1. How do you ensure accounting accuracy?
There are various tools available to minimize errors. You can talk about popular software, such as Quickbooks, and systems that you put in place to minimize errors at the data-entry stage. Emphasize your appreciation for meticulous bookkeeping and documentation.
2. Do you prefer to focus on the big picture or the small details? Can you give an example?
Most likely, you are a detail-oriented person if you are an accounting professional. However, if you seek a management role, you must also have the ability and foresight to delegate much of the small details and focus on overall management and leadership. Your interviewer will be interested to hear how you will, or have, made the transition.
3. Would you describe yourself as a perfectionist? If so, why?

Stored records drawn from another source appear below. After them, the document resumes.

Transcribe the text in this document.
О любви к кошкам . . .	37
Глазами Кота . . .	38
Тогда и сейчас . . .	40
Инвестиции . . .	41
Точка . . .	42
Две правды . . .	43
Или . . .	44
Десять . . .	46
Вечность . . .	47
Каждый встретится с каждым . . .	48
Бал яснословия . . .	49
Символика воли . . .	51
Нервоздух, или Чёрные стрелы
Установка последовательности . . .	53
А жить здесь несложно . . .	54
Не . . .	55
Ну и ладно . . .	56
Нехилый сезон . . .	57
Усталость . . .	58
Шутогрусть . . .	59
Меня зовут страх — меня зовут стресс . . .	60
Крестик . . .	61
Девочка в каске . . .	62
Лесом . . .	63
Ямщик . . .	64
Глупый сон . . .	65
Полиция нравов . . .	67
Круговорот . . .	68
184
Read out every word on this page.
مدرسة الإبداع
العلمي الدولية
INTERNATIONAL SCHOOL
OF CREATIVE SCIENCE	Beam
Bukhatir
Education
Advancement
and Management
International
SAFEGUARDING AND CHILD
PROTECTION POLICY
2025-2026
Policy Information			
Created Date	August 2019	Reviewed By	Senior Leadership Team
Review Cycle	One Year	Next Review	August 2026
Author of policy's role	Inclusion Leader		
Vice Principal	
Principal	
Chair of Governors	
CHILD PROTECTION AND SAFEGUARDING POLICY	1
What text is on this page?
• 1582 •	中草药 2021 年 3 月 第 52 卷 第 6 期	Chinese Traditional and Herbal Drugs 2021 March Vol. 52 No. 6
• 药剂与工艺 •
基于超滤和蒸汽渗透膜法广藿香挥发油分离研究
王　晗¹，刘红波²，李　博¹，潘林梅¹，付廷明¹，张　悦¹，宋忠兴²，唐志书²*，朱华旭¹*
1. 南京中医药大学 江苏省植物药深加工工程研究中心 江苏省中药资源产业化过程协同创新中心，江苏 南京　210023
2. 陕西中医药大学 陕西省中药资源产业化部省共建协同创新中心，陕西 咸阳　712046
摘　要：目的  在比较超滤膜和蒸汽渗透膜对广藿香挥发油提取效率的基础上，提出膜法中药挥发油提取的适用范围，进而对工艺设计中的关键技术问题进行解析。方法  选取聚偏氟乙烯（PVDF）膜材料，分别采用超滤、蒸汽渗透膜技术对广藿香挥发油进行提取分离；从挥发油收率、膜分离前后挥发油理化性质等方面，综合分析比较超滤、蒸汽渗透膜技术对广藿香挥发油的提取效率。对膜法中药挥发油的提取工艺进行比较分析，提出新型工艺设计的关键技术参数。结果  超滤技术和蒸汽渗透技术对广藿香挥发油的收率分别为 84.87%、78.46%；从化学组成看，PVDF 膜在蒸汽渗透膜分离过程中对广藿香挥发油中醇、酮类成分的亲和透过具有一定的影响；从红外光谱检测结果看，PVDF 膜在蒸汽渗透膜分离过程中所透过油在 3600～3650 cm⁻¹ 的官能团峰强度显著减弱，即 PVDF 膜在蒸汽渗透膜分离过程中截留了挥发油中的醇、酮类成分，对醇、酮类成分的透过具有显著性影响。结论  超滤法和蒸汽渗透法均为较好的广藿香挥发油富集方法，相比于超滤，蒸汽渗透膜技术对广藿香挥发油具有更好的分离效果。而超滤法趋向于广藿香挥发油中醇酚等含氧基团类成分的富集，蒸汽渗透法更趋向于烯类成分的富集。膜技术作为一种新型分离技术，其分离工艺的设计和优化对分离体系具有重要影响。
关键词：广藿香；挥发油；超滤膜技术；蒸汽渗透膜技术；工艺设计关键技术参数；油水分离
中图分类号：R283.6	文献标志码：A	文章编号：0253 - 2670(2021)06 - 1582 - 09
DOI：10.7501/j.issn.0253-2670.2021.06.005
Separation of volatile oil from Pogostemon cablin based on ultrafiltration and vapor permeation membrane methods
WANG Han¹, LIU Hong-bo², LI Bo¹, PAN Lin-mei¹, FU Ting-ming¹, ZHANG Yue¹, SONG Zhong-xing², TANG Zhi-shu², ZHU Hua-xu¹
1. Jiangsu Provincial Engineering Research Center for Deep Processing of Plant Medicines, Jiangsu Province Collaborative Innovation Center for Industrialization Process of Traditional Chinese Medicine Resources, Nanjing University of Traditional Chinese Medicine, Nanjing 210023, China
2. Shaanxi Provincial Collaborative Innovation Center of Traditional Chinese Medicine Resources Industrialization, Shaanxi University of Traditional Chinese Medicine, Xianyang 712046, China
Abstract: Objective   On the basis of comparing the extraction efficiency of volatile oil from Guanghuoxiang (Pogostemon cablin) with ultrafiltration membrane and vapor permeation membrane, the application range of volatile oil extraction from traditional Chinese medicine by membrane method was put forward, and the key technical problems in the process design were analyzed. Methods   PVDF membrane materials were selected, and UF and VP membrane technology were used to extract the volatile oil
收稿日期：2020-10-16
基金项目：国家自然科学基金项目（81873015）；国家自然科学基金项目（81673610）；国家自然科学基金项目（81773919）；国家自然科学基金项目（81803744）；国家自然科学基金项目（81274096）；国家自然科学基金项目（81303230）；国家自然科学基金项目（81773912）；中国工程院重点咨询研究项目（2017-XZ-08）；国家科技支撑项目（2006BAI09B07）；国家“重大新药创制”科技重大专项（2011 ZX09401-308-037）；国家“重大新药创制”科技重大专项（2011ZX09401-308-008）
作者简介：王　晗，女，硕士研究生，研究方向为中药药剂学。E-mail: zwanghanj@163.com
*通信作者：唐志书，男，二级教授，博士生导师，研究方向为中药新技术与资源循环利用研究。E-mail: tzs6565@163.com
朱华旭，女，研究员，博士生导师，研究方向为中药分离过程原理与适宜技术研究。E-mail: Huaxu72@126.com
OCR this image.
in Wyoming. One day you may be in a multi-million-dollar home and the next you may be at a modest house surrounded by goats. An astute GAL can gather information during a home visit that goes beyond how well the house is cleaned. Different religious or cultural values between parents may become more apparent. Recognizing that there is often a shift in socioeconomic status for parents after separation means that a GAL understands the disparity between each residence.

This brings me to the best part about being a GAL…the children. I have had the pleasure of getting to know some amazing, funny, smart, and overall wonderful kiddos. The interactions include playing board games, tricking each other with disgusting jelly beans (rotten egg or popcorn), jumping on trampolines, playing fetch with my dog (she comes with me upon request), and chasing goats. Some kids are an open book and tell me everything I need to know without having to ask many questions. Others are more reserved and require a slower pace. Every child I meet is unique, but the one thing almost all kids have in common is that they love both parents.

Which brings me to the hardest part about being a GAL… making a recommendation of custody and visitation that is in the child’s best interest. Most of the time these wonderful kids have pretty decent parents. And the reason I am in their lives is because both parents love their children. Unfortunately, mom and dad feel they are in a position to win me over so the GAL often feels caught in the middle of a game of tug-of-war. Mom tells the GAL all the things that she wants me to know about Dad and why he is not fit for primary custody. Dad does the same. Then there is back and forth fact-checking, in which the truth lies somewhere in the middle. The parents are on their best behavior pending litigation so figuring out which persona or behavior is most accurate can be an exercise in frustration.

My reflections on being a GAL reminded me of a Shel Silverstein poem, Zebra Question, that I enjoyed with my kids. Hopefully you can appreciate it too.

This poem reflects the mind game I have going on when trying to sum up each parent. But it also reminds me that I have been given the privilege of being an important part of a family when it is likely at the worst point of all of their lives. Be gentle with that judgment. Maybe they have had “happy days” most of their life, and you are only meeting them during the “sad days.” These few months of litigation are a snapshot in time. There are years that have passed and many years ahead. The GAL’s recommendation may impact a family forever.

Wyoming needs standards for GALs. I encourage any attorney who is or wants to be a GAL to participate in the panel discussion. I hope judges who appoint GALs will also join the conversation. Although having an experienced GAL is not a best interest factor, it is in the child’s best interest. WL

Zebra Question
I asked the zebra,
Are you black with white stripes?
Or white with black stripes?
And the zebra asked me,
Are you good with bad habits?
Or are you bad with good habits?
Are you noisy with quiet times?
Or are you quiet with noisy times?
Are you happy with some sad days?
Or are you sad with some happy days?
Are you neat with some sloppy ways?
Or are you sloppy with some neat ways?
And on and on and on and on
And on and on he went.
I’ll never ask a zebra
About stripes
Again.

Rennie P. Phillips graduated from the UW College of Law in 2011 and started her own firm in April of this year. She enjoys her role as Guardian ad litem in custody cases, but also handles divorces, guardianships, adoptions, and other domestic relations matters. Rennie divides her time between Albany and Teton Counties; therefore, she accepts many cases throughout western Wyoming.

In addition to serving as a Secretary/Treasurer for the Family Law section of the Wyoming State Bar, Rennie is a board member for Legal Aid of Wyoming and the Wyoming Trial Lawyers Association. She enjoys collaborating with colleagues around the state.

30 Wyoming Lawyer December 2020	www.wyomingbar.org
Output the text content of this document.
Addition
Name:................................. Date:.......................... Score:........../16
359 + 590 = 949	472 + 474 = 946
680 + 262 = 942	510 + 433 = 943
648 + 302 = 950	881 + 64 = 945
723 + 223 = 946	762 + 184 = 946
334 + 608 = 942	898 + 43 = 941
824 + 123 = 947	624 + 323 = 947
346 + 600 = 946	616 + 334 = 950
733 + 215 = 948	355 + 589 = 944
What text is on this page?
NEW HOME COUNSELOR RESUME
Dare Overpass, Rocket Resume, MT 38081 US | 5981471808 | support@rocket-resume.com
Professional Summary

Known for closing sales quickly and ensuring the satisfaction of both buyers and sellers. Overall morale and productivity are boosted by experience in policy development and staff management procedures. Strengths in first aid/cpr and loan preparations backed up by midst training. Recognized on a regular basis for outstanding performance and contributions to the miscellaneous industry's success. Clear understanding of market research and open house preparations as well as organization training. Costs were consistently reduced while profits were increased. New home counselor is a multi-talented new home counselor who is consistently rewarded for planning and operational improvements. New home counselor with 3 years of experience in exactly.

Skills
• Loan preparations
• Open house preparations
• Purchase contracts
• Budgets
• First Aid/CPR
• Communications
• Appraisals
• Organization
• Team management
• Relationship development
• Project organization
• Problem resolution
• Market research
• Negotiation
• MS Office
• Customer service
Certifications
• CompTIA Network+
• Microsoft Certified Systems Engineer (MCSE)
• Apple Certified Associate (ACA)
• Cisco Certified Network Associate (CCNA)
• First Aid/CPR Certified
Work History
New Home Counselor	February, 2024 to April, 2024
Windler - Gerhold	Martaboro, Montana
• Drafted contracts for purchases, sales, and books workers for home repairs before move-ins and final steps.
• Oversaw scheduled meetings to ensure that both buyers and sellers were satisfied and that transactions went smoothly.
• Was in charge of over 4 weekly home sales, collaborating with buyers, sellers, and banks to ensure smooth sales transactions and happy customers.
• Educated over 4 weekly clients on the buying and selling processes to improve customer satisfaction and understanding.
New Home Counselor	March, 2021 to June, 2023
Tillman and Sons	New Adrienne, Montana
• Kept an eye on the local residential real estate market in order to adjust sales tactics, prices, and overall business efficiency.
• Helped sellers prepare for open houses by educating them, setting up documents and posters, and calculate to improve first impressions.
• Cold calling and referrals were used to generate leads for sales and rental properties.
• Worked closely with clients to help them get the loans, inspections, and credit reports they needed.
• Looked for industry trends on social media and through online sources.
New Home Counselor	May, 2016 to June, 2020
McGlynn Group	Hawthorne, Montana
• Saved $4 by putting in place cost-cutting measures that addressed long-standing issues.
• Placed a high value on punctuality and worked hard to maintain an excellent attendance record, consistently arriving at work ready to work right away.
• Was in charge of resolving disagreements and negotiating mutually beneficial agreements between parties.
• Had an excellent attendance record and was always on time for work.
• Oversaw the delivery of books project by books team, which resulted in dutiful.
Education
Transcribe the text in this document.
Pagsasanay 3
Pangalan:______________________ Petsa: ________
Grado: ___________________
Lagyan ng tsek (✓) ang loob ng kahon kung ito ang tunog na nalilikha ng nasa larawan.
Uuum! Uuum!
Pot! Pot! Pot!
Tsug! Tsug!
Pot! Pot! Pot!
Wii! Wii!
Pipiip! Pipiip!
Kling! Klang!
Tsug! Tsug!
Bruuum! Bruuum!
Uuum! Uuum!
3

This is both a work style question and a personality question. If you describe yourself as a perfectionist, which you should be when it comes to math and numbers, also state the drawbacks to that characteristic. For example, how do you balance your perfectionism to not become detrimental to your work relationships? It’s best to answer with a nuanced reflection of when your perfectionist quality comes out, and the times when you are able to refrain from that tendency.
4. Describe a time you identified an error made by your manager or a senior. How did you address it with them?
This is an excellent question that shows your soft skills. Great answers highlight skills such as attention to detail, maturity, and emotional intelligence in terms of handling your boss, and problem-solving. If you have an example that shows a positive outcome, you’ll be in great shape.
The level of accounting knowledge that you need will vary depending on the position. Consequently, the complexity of the questions that the interviewer may ask to assess your knowledge will reflect whether you are seeking an entry-level, mid-level, or executive-level post. The following are examples from the most basic to a more advanced level.
These questions might be asked for entry-level jobs such as bookkeeper, accounts receivable clerk, or accounts payable specialist. Candidates for these jobs will likely have an associate’s degree. Their responsibilities may include managing financial transactions, using Excel and software programs, and generating monthly financial reports.
Entry-level bookkeepers or clerks may obtain tax documentation from the IRS, validate payments and deposits, record unpaid invoices and bad debt, and contact customers with outstanding balances.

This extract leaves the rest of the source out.